One Rainy Spring Not Enough To Stop Aquifer Declines in Oklahoma

  • Logan Layden
OWRB water resources geologists Derrick Wagner and Jessica Correll analyze readings from their well at the Spencer Mesonet station.

Logan Layden / StateImpact Oklahoma

OWRB water resources geologists Derrick Wagner and Jessica Correll analyze readings from their well at the Spencer Mesonet station.

Almost half of the water used by Oklahomans comes from aquifers, and four years of drought increased that reliance. This year’s record-setting rainfall filled up the state’s lakes, but recharging aquifers doesn’t happen so quickly.

The Oklahoma Water Resources Board uses underground sensors to monitor groundwater levels at several sites across the state.

But the sensors’ accuracy needs to be checked manually, which means piling into an SUV with scientists and heading to the country.

On a recent trip to the Spencer Mesonet Station, water resources geologist Jessica Correll attached a metal probe to a long tape measure and fed it down into the Garber-Wellington Aquifer.

The probe descended about 50 feet before striking water.

Aquifers down

Despite the record rainfall since March, the readings show water levels here are steadily dropping. Correll isn’t surprised. Water from big rain events can quickly run off before soaking in far enough to reach aquifers.

“This particular water might not ever get down there,” Correll says. “If you think about the depth, 50 feet, and everything that’s there, and all of the root systems and everything. You need a nice, slow, soaking rain to get it saturated all through there.”

OWRB water resources geologist Jessica Correll feeds water tape into a well on the Garber-Wellington Aquifer that underlies central Oklahoma.

Logan Layden / StateImpact Oklahoma

OWRB water resources geologist Jessica Correll feeds water tape into a well on the Garber-Wellington Aquifer that underlies central Oklahoma.

Don’t blame the weather

Correll isn’t alarmed. The fluctuations in water level range from a inches to a few feet. Oklahoma’s aquifers have been around for thousands of years, though countless drought and flood cycles. All the recent rain didn’t save them, but the drought wasn’t exactly killing them either — at least not directly.

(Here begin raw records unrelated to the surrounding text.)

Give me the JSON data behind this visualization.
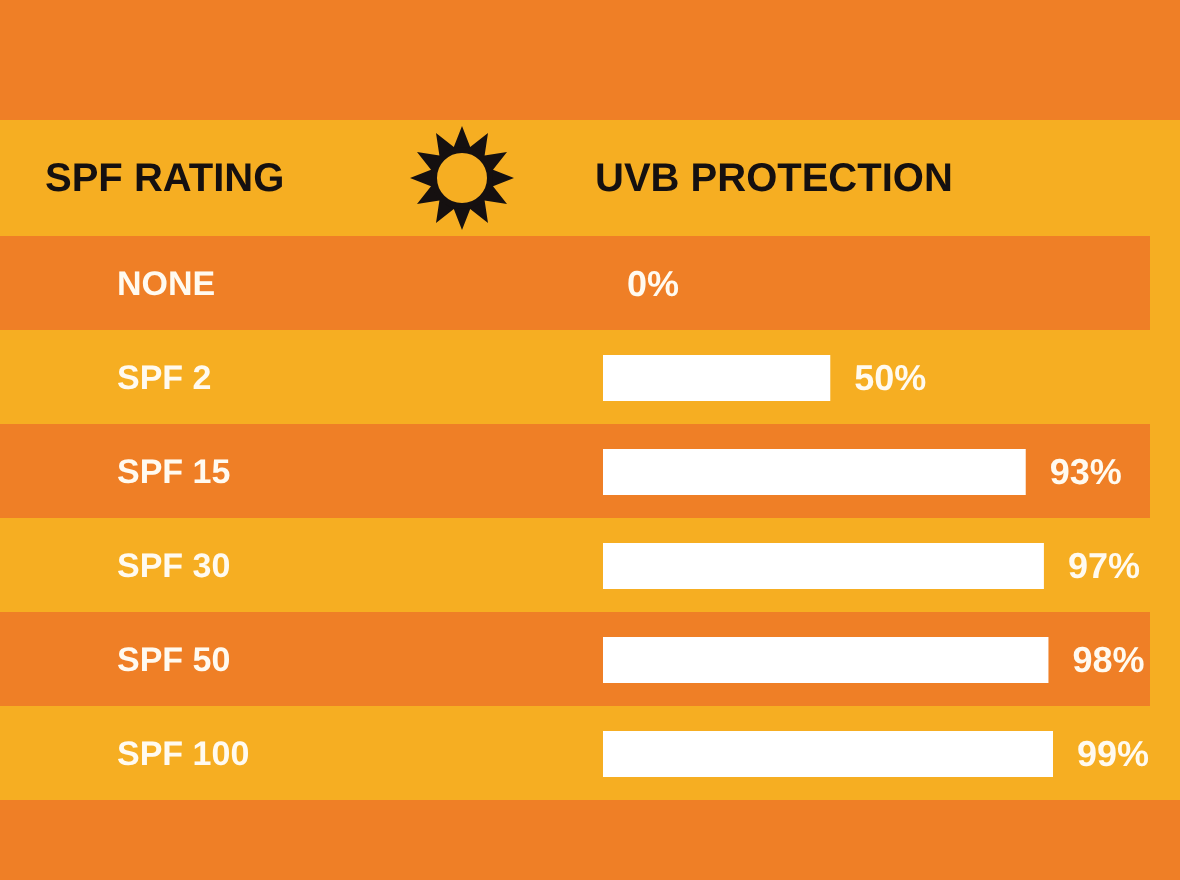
{
  "chart_data": {
    "type": "bar",
    "orientation": "horizontal",
    "ylabel": "SPF RATING",
    "xlabel": "UVB PROTECTION",
    "categories": [
      "NONE",
      "SPF 2",
      "SPF 15",
      "SPF 30",
      "SPF 50",
      "SPF 100"
    ],
    "values": [
      0,
      50,
      93,
      97,
      98,
      99
    ],
    "color": "#ffffff",
    "value_labels": [
      "0%",
      "50%",
      "93%",
      "97%",
      "98%",
      "99%"
    ],
    "tick_labels": "y"
  }
}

“The thing is if nobody was using them, they might be more protected from drought, but since people are there and wanting more wells and needing more water, they’re using more when it is drought,” Correll says.

Overuse by people causes wells to start running dry during drought, like in heavily irrigated areas of western Oklahoma, or when large groups of people quickly move to the same spot.

Oklahoma Water Resources Board Executive Director J.D. Strong says the problem of groundwater depletion goes beyond a single aquifer, a four-year drought, or an extra rainy spring. It’s generational.

“I think if we’re concerned about depletion and lowering water tables, we’re concerned about all of the [aquifers],” Strong says. “Because I think just about every aquifer in the state, for the most part, we’re measuring declines in.”

Managing decline

Oklahoma law allows for the slow depletion of aquifers so towns and landowners and have water, farmers can irrigate their fields, and industry can produce. The big question the OWRB faces now is how to manage that depletion, like in the Ogallala Aquifer, which the western Oklahoma agriculture industry has always relied on.

“Most of those producers that rely on that aquifer for their livelihood, and have for generations, realize that if they want their future generations to be able to stay there, live and prosper in the panhandle, they’re going to have to manage that resource and take care of it and make sure it’s there for them 50 to 100 years from now,” Strong says.

The OWRB is currently doing studies on the state’s major groundwater basins, determining how much can be pumped from them each year without depleting them too quickly. Each study can take years. Like rainwater making its way to an aquifer, it’s a slow process.